When Emma runs away from her perfect life in London to return to the commune where she was brought up, she leaves behind a husband and a newborn daughter.
Emma is not even really her name. Named Rowan, after a tree in the commune, she was abandoned 30 years ago by her mother. Now, frightened by her maternal inadequacy and anger, she returns to the Ithaca Institute to seek her out. In Close Your Eyes, Ewan Morrison interrogates the disjunct between Rowan’s life today – the well-constructed life she flees – and the one she carries with her. The physical and emotional violence of childhood at Ithaca (attacked by local children, exposed to sex and vicious communal living rows) is pieced together as she explores what Ithaca has become.
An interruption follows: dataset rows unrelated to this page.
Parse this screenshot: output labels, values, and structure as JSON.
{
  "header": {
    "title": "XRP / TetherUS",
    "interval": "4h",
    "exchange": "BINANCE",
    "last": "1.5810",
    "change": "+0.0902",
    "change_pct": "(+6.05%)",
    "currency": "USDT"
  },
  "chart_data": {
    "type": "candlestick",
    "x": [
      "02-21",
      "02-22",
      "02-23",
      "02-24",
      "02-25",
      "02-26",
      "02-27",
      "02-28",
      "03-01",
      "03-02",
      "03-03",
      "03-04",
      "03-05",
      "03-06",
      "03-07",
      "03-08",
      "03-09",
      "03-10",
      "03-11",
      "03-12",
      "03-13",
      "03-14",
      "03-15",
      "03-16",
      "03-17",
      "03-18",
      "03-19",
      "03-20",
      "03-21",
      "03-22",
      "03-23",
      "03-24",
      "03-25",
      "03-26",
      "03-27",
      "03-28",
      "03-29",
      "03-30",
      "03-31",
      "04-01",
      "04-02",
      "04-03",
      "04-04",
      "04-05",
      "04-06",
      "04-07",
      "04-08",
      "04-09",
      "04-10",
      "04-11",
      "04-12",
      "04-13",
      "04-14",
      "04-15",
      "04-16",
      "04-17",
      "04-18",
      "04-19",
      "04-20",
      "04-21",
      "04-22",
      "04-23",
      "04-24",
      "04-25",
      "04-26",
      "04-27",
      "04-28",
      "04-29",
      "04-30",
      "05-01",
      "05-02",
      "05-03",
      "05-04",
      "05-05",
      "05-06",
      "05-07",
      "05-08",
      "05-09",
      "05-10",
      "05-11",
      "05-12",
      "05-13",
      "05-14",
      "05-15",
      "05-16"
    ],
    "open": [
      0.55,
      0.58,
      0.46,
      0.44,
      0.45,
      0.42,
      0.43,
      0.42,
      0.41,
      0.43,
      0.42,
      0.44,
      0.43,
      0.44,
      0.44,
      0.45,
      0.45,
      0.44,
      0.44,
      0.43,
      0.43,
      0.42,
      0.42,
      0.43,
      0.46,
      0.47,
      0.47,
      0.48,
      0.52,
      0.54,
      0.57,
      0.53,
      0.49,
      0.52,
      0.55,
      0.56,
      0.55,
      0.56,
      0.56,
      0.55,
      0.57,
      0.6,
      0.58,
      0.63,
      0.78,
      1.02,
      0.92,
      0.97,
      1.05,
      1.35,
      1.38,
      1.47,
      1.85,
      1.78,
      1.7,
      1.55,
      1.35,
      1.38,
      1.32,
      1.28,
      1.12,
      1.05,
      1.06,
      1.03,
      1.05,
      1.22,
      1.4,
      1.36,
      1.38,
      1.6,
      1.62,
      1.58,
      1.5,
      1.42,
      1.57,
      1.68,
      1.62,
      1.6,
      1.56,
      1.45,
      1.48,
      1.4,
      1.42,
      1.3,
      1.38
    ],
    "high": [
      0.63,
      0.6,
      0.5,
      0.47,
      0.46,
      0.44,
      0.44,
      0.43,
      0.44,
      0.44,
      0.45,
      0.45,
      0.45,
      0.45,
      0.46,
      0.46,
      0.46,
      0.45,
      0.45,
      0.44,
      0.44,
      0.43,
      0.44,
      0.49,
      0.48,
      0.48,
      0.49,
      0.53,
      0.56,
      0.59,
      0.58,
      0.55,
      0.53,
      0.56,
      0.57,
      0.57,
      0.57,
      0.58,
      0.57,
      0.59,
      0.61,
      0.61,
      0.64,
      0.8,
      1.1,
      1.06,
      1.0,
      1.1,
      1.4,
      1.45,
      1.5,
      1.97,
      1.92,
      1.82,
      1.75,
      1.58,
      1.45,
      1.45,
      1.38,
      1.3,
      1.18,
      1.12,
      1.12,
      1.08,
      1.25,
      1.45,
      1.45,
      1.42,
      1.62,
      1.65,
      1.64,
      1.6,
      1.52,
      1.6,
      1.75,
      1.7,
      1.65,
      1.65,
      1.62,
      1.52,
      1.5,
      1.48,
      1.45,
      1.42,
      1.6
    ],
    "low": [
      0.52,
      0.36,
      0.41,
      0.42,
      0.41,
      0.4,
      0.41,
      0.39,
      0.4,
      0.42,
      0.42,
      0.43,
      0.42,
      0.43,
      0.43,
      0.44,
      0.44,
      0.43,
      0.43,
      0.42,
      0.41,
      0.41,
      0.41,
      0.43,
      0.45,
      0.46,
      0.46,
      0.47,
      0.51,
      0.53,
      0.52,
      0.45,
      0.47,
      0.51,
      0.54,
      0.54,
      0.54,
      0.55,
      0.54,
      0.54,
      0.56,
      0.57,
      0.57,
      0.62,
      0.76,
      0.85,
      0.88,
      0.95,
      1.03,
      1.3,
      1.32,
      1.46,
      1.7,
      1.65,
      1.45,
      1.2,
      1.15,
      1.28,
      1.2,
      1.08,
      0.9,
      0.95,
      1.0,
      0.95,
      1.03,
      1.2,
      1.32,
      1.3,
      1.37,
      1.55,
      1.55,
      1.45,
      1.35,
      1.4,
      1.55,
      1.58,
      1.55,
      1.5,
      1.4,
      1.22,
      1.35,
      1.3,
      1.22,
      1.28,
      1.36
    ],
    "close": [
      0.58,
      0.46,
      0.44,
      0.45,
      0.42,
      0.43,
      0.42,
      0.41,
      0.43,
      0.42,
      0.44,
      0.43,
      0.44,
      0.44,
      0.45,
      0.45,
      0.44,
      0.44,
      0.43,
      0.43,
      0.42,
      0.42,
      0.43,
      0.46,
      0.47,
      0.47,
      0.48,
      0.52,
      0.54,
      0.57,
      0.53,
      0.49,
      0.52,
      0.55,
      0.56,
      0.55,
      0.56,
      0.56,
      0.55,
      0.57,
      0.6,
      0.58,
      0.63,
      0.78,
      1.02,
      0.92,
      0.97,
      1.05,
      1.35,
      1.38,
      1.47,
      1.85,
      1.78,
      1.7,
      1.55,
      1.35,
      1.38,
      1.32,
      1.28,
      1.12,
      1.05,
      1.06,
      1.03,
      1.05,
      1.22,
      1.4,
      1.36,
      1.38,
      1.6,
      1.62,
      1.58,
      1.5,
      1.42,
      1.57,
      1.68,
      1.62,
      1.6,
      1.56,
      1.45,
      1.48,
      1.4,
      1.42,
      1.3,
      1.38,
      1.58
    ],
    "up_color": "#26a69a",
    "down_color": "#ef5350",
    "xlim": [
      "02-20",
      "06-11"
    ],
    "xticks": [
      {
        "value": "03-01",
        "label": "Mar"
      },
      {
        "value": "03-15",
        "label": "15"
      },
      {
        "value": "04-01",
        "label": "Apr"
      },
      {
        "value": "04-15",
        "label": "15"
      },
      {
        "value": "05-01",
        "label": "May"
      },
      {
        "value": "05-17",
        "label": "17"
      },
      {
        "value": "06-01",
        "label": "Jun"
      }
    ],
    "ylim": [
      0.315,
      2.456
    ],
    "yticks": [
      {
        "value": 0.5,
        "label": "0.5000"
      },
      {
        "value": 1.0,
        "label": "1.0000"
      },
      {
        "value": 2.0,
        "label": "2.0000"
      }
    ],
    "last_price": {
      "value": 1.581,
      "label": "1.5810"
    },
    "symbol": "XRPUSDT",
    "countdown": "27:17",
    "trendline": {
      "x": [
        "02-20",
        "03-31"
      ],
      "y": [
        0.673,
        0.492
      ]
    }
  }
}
The physical nature of Rowan’s pain at abandoning her child is one of the most startling things about this book. Her aching milk-heavy breasts act as a constant reminder of this. In one graphic scene she relieves them, exhorting herself: ‘Don’t think of the picture, of this woman, late at night in some motorway services milking herself into a toilet.’ You have to look away. Often the sense of impending disaster makes you sick with nervous tension. At other times, Morrison creates calm from the most unlikely circumstances. In a book that is somewhere between Esther Freud’s Hideous Kinky and Jez Butterworth’s play Jerusalem, Morrison creates something both uncomfortable and beautiful to read.